SiFive raises $400M from Nvidia to challenge Arm in booming data center chip market
Silicon Valley has a new contender in one of the most lucrative battles in tech. SiFive has raised $400 million from a heavyweight group of investors led by Atreides Management and backed by Nvidia, setting the stage for a direct challenge to Arm Holdings in the race to power the next generation of data centers.
The new round values SiFive at $3.65 billion, a sharp signal that investors see real momentum behind its push into central processor design for large-scale computing. CEO Patrick said the company expects this to be its final private raise before heading toward a public offering, though no timeline has been locked in.
“Hyperscale customers have made it very clear that it is time to accelerate the availability of open standard alternatives for the data center. Their consistent ask is for customizable CPU solutions in IP form, that will enable them to meaningfully differentiate their data center compute solutions,” said SiFive Chairman and CEO Patrick Little.
He added, “RISC-V is the only architecture that truly delivers on these requirements. As the industry urgently evolves toward agentic AI, SiFive is doubling down on the data center. By collaborating with our data center customers, we are uniquely positioned to capture a substantial portion of the tremendous agentic AI opportunity.”
SiFive’s business model stands apart from traditional chipmakers. The company does not manufacture processors. It sells the underlying designs that customers can customize for their own silicon. That approach has long been dominated by Arm, whose architecture is used in chips from companies across the industry, including Apple Inc. and Samsung Electronics.

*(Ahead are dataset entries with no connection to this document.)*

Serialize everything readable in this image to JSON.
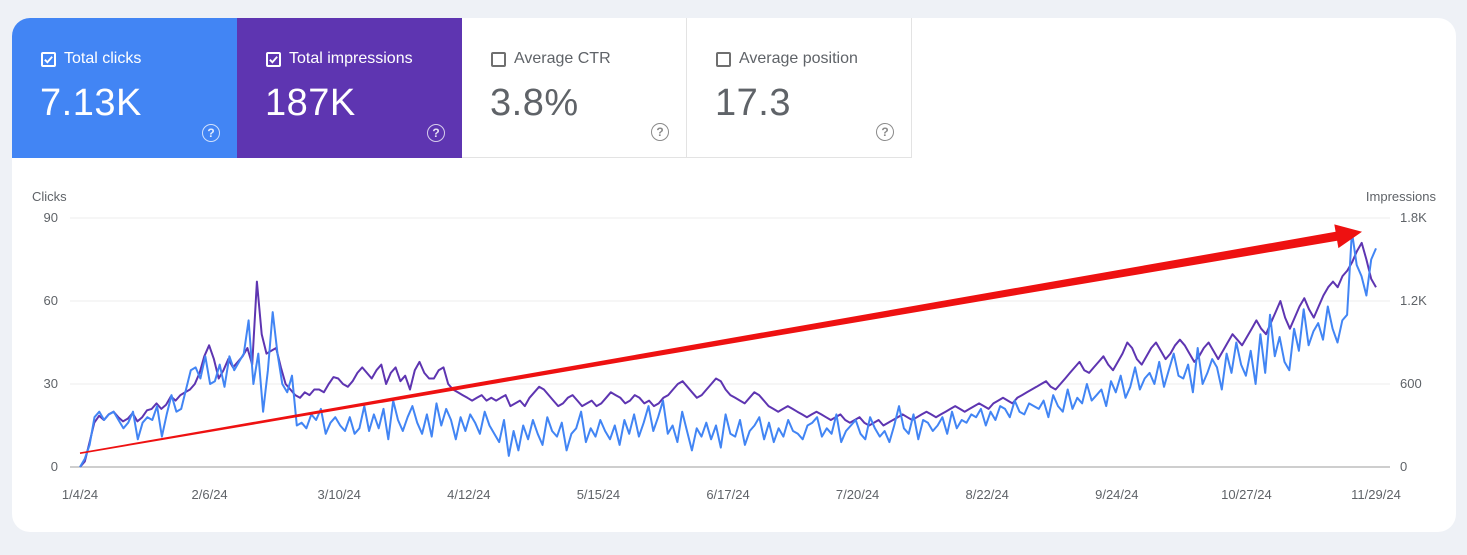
{
  "metrics": [
    {
      "label": "Total clicks",
      "value": "7.13K",
      "selected": true
    },
    {
      "label": "Total impressions",
      "value": "187K",
      "selected": true
    },
    {
      "label": "Average CTR",
      "value": "3.8%",
      "selected": false
    },
    {
      "label": "Average position",
      "value": "17.3",
      "selected": false
    }
  ],
  "colors": {
    "clicks": "#4285f4",
    "impressions": "#5e35b1",
    "annotation_arrow": "#ee1111"
  },
  "icons": {
    "checkbox_checked": "check-icon",
    "help": "help-circle-icon"
  },
  "help_glyph": "?",
  "chart_data": {
    "type": "line",
    "left_axis": {
      "label": "Clicks",
      "ticks": [
        "0",
        "30",
        "60",
        "90"
      ],
      "range": [
        0,
        90
      ]
    },
    "right_axis": {
      "label": "Impressions",
      "ticks": [
        "0",
        "600",
        "1.2K",
        "1.8K"
      ],
      "range": [
        0,
        1800
      ]
    },
    "x_ticks": [
      "1/4/24",
      "2/6/24",
      "3/10/24",
      "4/12/24",
      "5/15/24",
      "6/17/24",
      "7/20/24",
      "8/22/24",
      "9/24/24",
      "10/27/24",
      "11/29/24"
    ],
    "grid": true,
    "series": [
      {
        "name": "Clicks",
        "axis": "left",
        "values": [
          0,
          3,
          8,
          18,
          20,
          17,
          19,
          20,
          17,
          14,
          16,
          20,
          10,
          16,
          18,
          17,
          22,
          11,
          19,
          26,
          20,
          21,
          28,
          35,
          36,
          32,
          40,
          30,
          31,
          37,
          29,
          40,
          35,
          38,
          41,
          53,
          30,
          41,
          20,
          35,
          56,
          41,
          30,
          27,
          33,
          15,
          16,
          14,
          19,
          17,
          21,
          12,
          16,
          18,
          15,
          13,
          18,
          12,
          14,
          22,
          13,
          19,
          14,
          21,
          10,
          24,
          17,
          13,
          18,
          22,
          16,
          12,
          19,
          11,
          23,
          15,
          21,
          17,
          10,
          18,
          13,
          19,
          16,
          12,
          20,
          15,
          12,
          9,
          17,
          4,
          13,
          6,
          15,
          10,
          17,
          12,
          8,
          18,
          13,
          11,
          16,
          6,
          12,
          14,
          20,
          9,
          14,
          11,
          17,
          13,
          10,
          15,
          8,
          17,
          12,
          19,
          11,
          16,
          22,
          13,
          18,
          24,
          12,
          15,
          9,
          20,
          13,
          6,
          14,
          11,
          16,
          10,
          15,
          7,
          19,
          12,
          11,
          17,
          8,
          13,
          15,
          18,
          10,
          16,
          9,
          14,
          11,
          17,
          13,
          12,
          10,
          15,
          16,
          18,
          11,
          14,
          12,
          19,
          9,
          13,
          15,
          17,
          12,
          10,
          18,
          14,
          11,
          13,
          9,
          15,
          22,
          14,
          12,
          19,
          10,
          17,
          16,
          13,
          15,
          18,
          12,
          20,
          14,
          17,
          16,
          19,
          18,
          21,
          15,
          20,
          17,
          22,
          21,
          18,
          24,
          20,
          19,
          23,
          22,
          21,
          24,
          18,
          26,
          22,
          20,
          28,
          21,
          25,
          23,
          30,
          24,
          26,
          28,
          22,
          31,
          27,
          33,
          25,
          29,
          36,
          28,
          32,
          34,
          30,
          38,
          29,
          35,
          41,
          33,
          32,
          37,
          27,
          43,
          30,
          34,
          39,
          36,
          28,
          41,
          34,
          45,
          37,
          33,
          42,
          30,
          48,
          34,
          55,
          40,
          47,
          38,
          35,
          50,
          42,
          57,
          44,
          49,
          52,
          46,
          58,
          50,
          45,
          53,
          55,
          85,
          73,
          69,
          62,
          75,
          79
        ]
      },
      {
        "name": "Impressions",
        "axis": "right",
        "values": [
          0,
          40,
          180,
          320,
          370,
          340,
          380,
          400,
          360,
          330,
          350,
          390,
          330,
          360,
          410,
          420,
          460,
          420,
          450,
          510,
          480,
          520,
          540,
          560,
          600,
          680,
          800,
          880,
          780,
          640,
          700,
          780,
          720,
          760,
          800,
          860,
          740,
          1340,
          960,
          820,
          840,
          860,
          720,
          600,
          560,
          520,
          500,
          540,
          520,
          560,
          560,
          540,
          600,
          650,
          640,
          600,
          580,
          620,
          680,
          720,
          680,
          640,
          700,
          740,
          600,
          680,
          720,
          620,
          660,
          560,
          700,
          760,
          680,
          640,
          640,
          700,
          720,
          600,
          560,
          540,
          520,
          500,
          480,
          500,
          520,
          480,
          500,
          480,
          500,
          520,
          440,
          460,
          480,
          440,
          500,
          540,
          580,
          560,
          520,
          480,
          440,
          460,
          500,
          520,
          480,
          440,
          460,
          480,
          440,
          460,
          500,
          540,
          520,
          500,
          460,
          480,
          520,
          500,
          460,
          480,
          440,
          460,
          500,
          520,
          560,
          600,
          620,
          580,
          540,
          500,
          520,
          560,
          600,
          640,
          620,
          560,
          520,
          500,
          480,
          460,
          500,
          540,
          520,
          480,
          440,
          420,
          400,
          420,
          440,
          420,
          400,
          380,
          360,
          380,
          400,
          380,
          360,
          340,
          360,
          380,
          340,
          320,
          340,
          360,
          320,
          300,
          320,
          340,
          300,
          320,
          340,
          360,
          380,
          360,
          340,
          360,
          380,
          400,
          380,
          360,
          380,
          400,
          420,
          440,
          420,
          400,
          420,
          440,
          460,
          440,
          420,
          460,
          480,
          500,
          480,
          460,
          500,
          520,
          540,
          560,
          580,
          600,
          620,
          580,
          560,
          600,
          640,
          680,
          720,
          760,
          700,
          680,
          720,
          760,
          800,
          740,
          700,
          760,
          820,
          900,
          860,
          780,
          740,
          800,
          860,
          900,
          840,
          780,
          820,
          880,
          920,
          880,
          820,
          760,
          800,
          860,
          900,
          840,
          780,
          840,
          900,
          960,
          920,
          880,
          940,
          1000,
          1060,
          1000,
          960,
          1040,
          1120,
          1200,
          1080,
          1000,
          1080,
          1160,
          1220,
          1140,
          1080,
          1160,
          1240,
          1300,
          1340,
          1300,
          1380,
          1420,
          1480,
          1560,
          1620,
          1500,
          1360,
          1300
        ]
      }
    ],
    "annotation": {
      "type": "arrow",
      "from": {
        "x": "1/4/24",
        "clicks": 5
      },
      "to": {
        "x": "11/29/24",
        "clicks": 85
      }
    }
  }
}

That balance has started to shift. Arm recently moved beyond licensing and began developing its own chips, placing it in direct competition with some of the same companies it once served. That change has opened the door for alternatives.
With $400M from Nvidia, SiFive pushes deeper into data center CPUs and Arm’s territory
SiFive is betting on one of those alternatives: RISC-V, an open standard that is not controlled by any single company. The architecture has gained traction over the past decade as developers and hardware teams seek greater flexibility and fewer licensing constraints.
“There’s uncertainty about where their tried-and-true suppliers are going to be able to take them over the coming years,” Little said of SiFive’s customers, according to a Reuters report. “And so all of them have become comfortable, because we’ve worked with them for a decade, that RISC-V has now matured to the point where it can be that option for them.”
That confidence did not emerge overnight. SiFive traces its roots back to 2015, when Andrew Waterman, Krste Asanović, and Yunsup Lee launched the company after helping create the RISC-V architecture. Their goal was simple: reduce the cost and time required to design chips at a moment when traditional scaling was slowing, and development costs were rising.
The company has steadily built credibility since then. TechStartups covered SiFive in 2020 after it raised $61 million in a Series E round backed by Saudi Aramco and others. Later funding brought in names like SK hynix and Prosperity7 Ventures, along with continued support from firms tied to major chipmakers.
Now the stakes are much higher. SiFive plans to use the new capital to develop CPU designs aimed at data centers, a segment seeing surging demand as AI workloads push infrastructure to its limits. Arm has already entered this space with its own offerings. Nvidia is making moves there as well. Intel continues to face pressure as demand outpaces supply.
“We’ve decided that we’re going after the highest brass ring in the data center,” Little said.
The investor list behind this round reflects that ambition. Alongside Atreides and Nvidia, participants include Apollo Global Management, D1 Capital Partners, Point72, and funds advised by T. Rowe Price, as well as existing backers such as Capital Group and Sutter Hill Ventures.
At the center of it all is a shift in how chips are designed and who controls their underlying architecture. RISC-V offers a path that breaks from the traditional licensing model, and SiFive is positioning itself as the company that can turn that openness into a commercial force.
The next phase will test whether that vision can translate into real market share in data centers, where performance, efficiency, and reliability carry enormous weight. For now, the backing from some of the most influential names in tech and finance suggests SiFive has earned a serious look as the competition intensifies.